TrendForce’s investigations indicate that horticultural lighting LED package suppliers include ams-OSRAM, Samsung LED, CREE LED, Seoul Semiconductor, Lumileds, Everlight, LITEON, and lightning. On the other hand, horticultural LED chip suppliers include Epistar, San’an, HC Semitek, HPO, and Epileds. The vast majority of the aforementioned companies were able to benefit from the horticultural lighting market and posted remarkable earnings performances in 1H21.

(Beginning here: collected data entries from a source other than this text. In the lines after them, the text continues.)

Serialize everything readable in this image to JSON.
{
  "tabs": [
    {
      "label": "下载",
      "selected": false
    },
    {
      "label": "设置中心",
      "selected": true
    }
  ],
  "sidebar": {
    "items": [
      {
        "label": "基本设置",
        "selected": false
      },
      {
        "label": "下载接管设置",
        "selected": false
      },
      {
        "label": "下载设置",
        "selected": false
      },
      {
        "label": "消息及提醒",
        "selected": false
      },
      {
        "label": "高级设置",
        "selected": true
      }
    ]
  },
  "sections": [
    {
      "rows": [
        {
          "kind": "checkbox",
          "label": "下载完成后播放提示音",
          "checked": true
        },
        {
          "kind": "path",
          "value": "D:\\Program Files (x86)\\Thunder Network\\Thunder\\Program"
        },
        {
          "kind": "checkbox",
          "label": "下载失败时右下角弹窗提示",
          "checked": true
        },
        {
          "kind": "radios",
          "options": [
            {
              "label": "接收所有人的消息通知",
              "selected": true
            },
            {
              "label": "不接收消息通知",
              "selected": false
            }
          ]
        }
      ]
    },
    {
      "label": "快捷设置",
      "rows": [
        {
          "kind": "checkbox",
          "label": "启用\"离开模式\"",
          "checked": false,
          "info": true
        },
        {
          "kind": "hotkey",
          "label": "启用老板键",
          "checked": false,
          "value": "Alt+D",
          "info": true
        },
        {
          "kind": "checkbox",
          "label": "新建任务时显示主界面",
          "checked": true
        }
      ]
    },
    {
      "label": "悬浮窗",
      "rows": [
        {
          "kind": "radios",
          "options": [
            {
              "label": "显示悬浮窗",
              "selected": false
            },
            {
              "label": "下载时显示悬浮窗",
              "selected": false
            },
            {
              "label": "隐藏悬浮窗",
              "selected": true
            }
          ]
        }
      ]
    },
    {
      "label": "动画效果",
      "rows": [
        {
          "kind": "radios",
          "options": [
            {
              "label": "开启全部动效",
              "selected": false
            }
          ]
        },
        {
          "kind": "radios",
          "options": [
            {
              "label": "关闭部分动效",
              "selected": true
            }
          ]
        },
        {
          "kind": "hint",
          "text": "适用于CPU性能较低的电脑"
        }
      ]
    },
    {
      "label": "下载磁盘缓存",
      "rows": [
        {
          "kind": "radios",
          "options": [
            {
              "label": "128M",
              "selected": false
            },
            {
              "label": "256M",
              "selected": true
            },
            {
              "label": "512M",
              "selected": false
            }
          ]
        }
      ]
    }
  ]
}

Looking ahead, the demand on food safety will bring about a shortened food supply chain via such developments as indoor farming and build-outs of vertical farms, with a corresponding rise in the global horticultural lighting LED market. In addition, TrendForce believes that, as operators of greenhouses or emerging vertical farms continue to adopt LED lighting equipment in the long run, and LED lighting costs continue to decline, more and more indoor farmers will be convinced to replace their traditional lighting equipment with LED lighting equipment. The replacement demand from these operators will, in turn, become the key driver of the horticultural lighting LED market’s future growth.